Human PDAC collection and immunohistochemistry
Paraffin-embedded blocks of 12 surgically resected, primary PDACs and their relapsing biopsies were collected from the Pathology Archives. Tissue slides were processed using a BenchMark Ultra automated immunostainer (Ventana Medical Systems, Tucson AZ). Slides were deparaffinized, antigen retrieved, and incubated at 37ºC with the primary anti-CRABP-II, or anti-ADRP. Histologic images were obtained with the ScanScope XT digital scanning system (Aperio Technologies, Vista, CA). Cytoplasmic and nuclear immunoreactivity was considered as a positive expression. Immunoreactivity was scored by 2 investigators independently based on the percentage and intensity of positive epithelium cells (intensity: 0, undetectable; 1, weak; 2, moderate; and 3, strong). Score 0 was considered as negative; score 1 or above, as positive.

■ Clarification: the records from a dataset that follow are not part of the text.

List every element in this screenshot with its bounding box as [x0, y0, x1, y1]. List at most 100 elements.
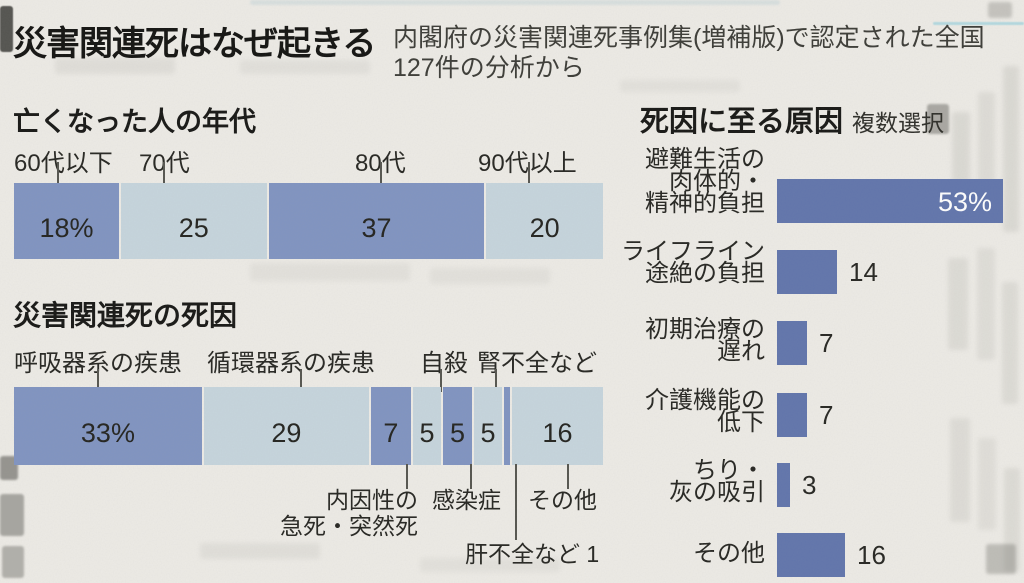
main-title: 災害関連死はなぜ起きる [13, 25, 376, 63]
reason-bar-value: 14 [849, 257, 878, 287]
print-bleed-artifact [950, 418, 970, 522]
print-bleed-artifact [0, 6, 13, 52]
age-category-label: 90代以上 [478, 150, 577, 177]
reason-label-line: 避難生活の [645, 146, 765, 173]
leader-tick [97, 369, 99, 392]
print-bleed-artifact [2, 546, 24, 578]
age-stacked-bar: 18% 25 37 20 [14, 183, 603, 259]
cause-callout-line: 急死・突然死 [280, 513, 418, 539]
print-bleed-artifact [978, 92, 995, 220]
reason-bar [777, 250, 837, 294]
print-bleed-artifact [430, 268, 550, 284]
leader-tick [406, 464, 408, 489]
print-bleed-artifact [1002, 282, 1018, 404]
cause-category-label: 腎不全など [477, 350, 597, 377]
cause-segment: 5 [473, 387, 503, 465]
reason-category-label: ちり・ 灰の吸引 [669, 457, 765, 506]
leader-tick [470, 464, 472, 489]
cause-callout-line: その他 [528, 487, 597, 513]
cause-segment [504, 387, 510, 465]
cause-segment: 5 [443, 387, 472, 465]
print-bleed-artifact [0, 494, 24, 536]
age-segment-value: 18% [39, 212, 94, 243]
reason-label-line: その他 [693, 540, 765, 567]
print-bleed-artifact [1003, 66, 1019, 232]
cause-segment: 33% [14, 387, 202, 465]
reason-bar [777, 463, 790, 507]
reason-label-line: 初期治療の [645, 316, 765, 343]
print-bleed-artifact [927, 104, 949, 134]
reason-label-line: 灰の吸引 [669, 479, 765, 506]
age-category-label: 60代以下 [14, 150, 113, 177]
reason-category-label: 介護機能の 低下 [645, 389, 765, 436]
print-bleed-artifact [1004, 468, 1020, 572]
age-segment-value: 37 [361, 212, 392, 243]
age-segment: 18% [14, 183, 119, 259]
reason-bar-value: 3 [802, 470, 817, 500]
reason-bar [777, 393, 807, 437]
leader-tick [380, 162, 382, 189]
reason-bar [777, 321, 807, 365]
cause-category-label: 循環器系の疾患 [207, 350, 375, 377]
print-bleed-artifact [200, 543, 320, 559]
cause-callout-line: 内因性の [326, 487, 418, 513]
age-segment-value: 25 [178, 212, 209, 243]
leader-tick [528, 162, 530, 189]
cause-segment-value: 29 [271, 417, 302, 448]
leader-tick [57, 162, 59, 189]
leader-tick [567, 464, 569, 489]
reason-label-line: 遅れ [717, 338, 765, 365]
multiple-selection-note: 複数選択 [852, 110, 945, 136]
reason-category-label: 初期治療の 遅れ [645, 316, 765, 365]
cause-segment-value: 7 [383, 417, 399, 448]
print-bleed-artifact [952, 112, 970, 196]
cause-stacked-bar: 33% 29 7 5 5 5 16 [14, 387, 603, 465]
leader-tick [515, 464, 517, 540]
reason-bar-value: 7 [819, 400, 834, 430]
print-bleed-artifact [977, 248, 995, 360]
age-chart-title: 亡くなった人の年代 [13, 107, 256, 137]
reason-label-line: 肉体的・ [669, 168, 765, 195]
reason-category-label: ライフライン 途絶の負担 [621, 238, 765, 287]
reason-category-label: その他 [693, 540, 765, 567]
cause-callout-label: 感染症 [432, 487, 501, 513]
reason-bar [777, 533, 845, 577]
cause-segment: 7 [370, 387, 411, 465]
reason-category-label: 避難生活の 肉体的・ 精神的負担 [645, 146, 765, 216]
cause-callout-label: 肝不全など 1 [465, 541, 600, 567]
age-segment: 37 [268, 183, 485, 259]
print-bleed-artifact [0, 456, 18, 480]
reason-label-line: ライフライン [621, 238, 765, 265]
print-bleed-artifact [986, 544, 1016, 574]
reason-chart-title-text: 死因に至る原因 [640, 106, 844, 138]
cause-callout-label: 内因性の 急死・突然死 [278, 487, 418, 539]
cause-segment-value: 5 [480, 417, 496, 448]
cause-callout-label: その他 [528, 487, 597, 513]
reason-label-line: ちり・ [693, 457, 765, 484]
print-bleed-artifact [250, 0, 780, 5]
source-note-line1: 内閣府の災害関連死事例集(増補版)で認定された全国 [393, 24, 985, 52]
cause-chart-title: 災害関連死の死因 [13, 300, 238, 331]
cause-segment-value: 5 [419, 417, 435, 448]
source-note-line2: 127件の分析から [393, 54, 585, 82]
source-note: 内閣府の災害関連死事例集(増補版)で認定された全国 127件の分析から [393, 23, 985, 83]
cause-segment-value: 5 [450, 417, 466, 448]
print-bleed-artifact [420, 558, 560, 572]
cause-category-label: 呼吸器系の疾患 [14, 350, 182, 377]
cause-segment: 5 [412, 387, 442, 465]
cause-segment-value: 33% [80, 417, 135, 448]
reason-label-line: 低下 [717, 409, 765, 436]
cause-callout-line: 感染症 [432, 487, 501, 513]
print-bleed-artifact [978, 438, 996, 530]
reason-label-line: 途絶の負担 [645, 260, 765, 287]
age-category-label: 80代 [355, 150, 406, 177]
leader-tick [495, 369, 497, 392]
age-segment-value: 20 [529, 212, 560, 243]
age-category-label: 70代 [139, 150, 190, 177]
print-bleed-artifact [250, 263, 410, 281]
reason-bar-value: 7 [819, 328, 834, 358]
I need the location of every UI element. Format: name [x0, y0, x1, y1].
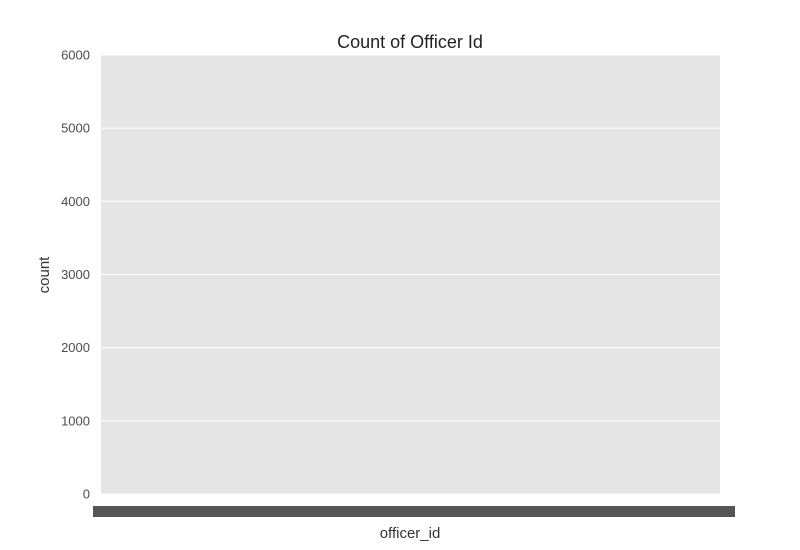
y-tick-label: 3000 [61, 267, 90, 282]
y-tick-label: 0 [83, 487, 90, 502]
x-axis-label: officer_id [380, 525, 441, 542]
y-tick-label: 6000 [61, 48, 90, 63]
grid-lines [101, 54, 720, 495]
y-tick-label: 1000 [61, 413, 90, 428]
y-tick-label: 4000 [61, 194, 90, 209]
x-tick-labels-overlap [93, 506, 735, 517]
y-axis-ticks: 0 1000 2000 3000 4000 5000 6000 [61, 48, 90, 502]
chart-title: Count of Officer Id [337, 32, 483, 52]
y-tick-label: 2000 [61, 340, 90, 355]
y-axis-label: count [36, 256, 53, 294]
y-tick-label: 5000 [61, 121, 90, 136]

PDAC PDX mouse models and SNIPER-11 treatment
Xenografts were established in 6-8 weeks NOD-SCID-gamma (NSG) mice. Briefly, the limited passaged (2-3 passages) PDX tumors were resected from mice and rinsed with cold PBS. Tumors were cut into 1-2 mm3 cubes and transplanted to the back of NSG mice subcutaneously. The tumor growth was monitored by measuring the diameters with calipers and the tumor volume was calculated as the flowing formula: volume (mm3) = ½ (width * width * length). Dissected tumors will be frozen at -80ºC or fixed in 10% formalin for biochemical and pathology evaluation. For SNIPER-11 treatment, the tumor bearing mice were intraperitoneally (IP) administrated with SNIPER-11 (5 µM or 5.31 mg/kg, every two days, for 3 weeks) or DMSO when the tumors grew to about 100 mm3. Mice treated with 5 µM of MV1 or RA were included as controls in some of the experiments.

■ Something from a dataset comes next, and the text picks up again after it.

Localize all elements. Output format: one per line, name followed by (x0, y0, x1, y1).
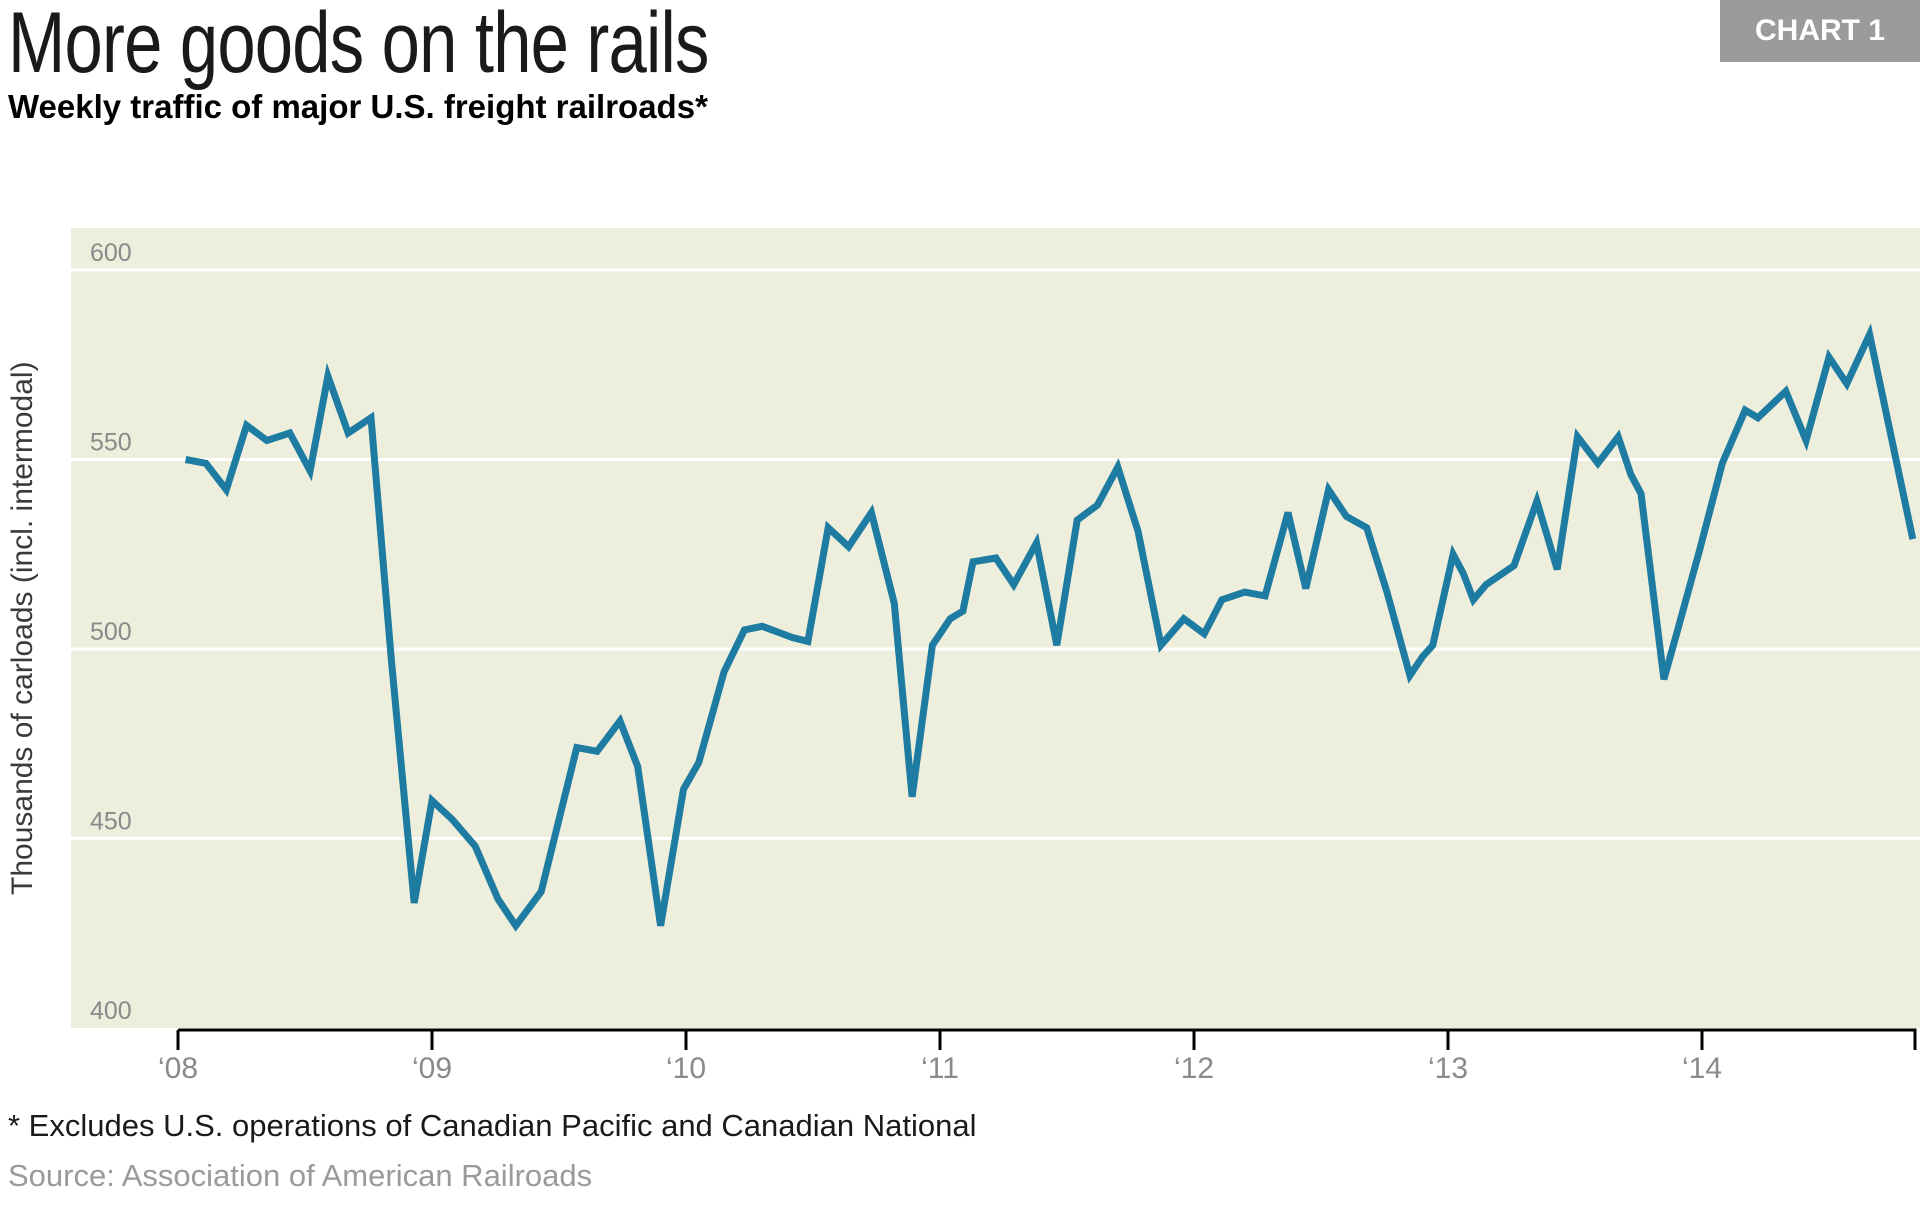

Orthotopic PDX models were established as reported [11]. In brief, limited passaged PDX tumors were resected from mice and rinsed in serum free RPMI 1640. Tumors were minced into the smallest possible fragments and digested into single-cell suspension with collagenase IV solution (200 U/mL, fresh prepared in RPMI 1640). After digestion, tumor cells were washed with RPMI 1640 and stained through a 70 µm strainer. Red blood cells (RBC) were removed using RBC lysis buffer and the resulting cell solution was washed and stained through a 40 µm strainer. Single cells were collected by centrifuge, counted and resuspended in serum free RPMI 1640 at 2x106 cell/100 µL. 50 µL of cell suspension was mixed with matrigel at 1:1 ratio and injected to pancreas in NSG mice. Tumor growth was assessed by MRI imaging at the Case Center for Imaging Research (CCIR). Starting from 4-5 weeks after implantation, tumor bearing mice were IP treated with SNIPER-11 (5 µM, every two days), gemcitabine (20 mg/kg weekly) or a combination of SNIPER-11 and gemcitabine for 3 weeks, DMSO was used as negative control.
Statistics
The Kaplan-Meier method was used to determine overall survival with respect to CRABP-II expression based on the data from Kaplan-Meier Plotter database. The CRABP-II or ADRP staining comparison between primary tumors and relapsing tumors were conducted with a paired sample t-test. Two-way ANOVA was used for tumor growth comparison with respect to different treatments. Student’s t-test was used for other two means comparison. All the statistics were performed using Graphpad Prism software or Excel and p value < 0.05 was regarded as significant difference.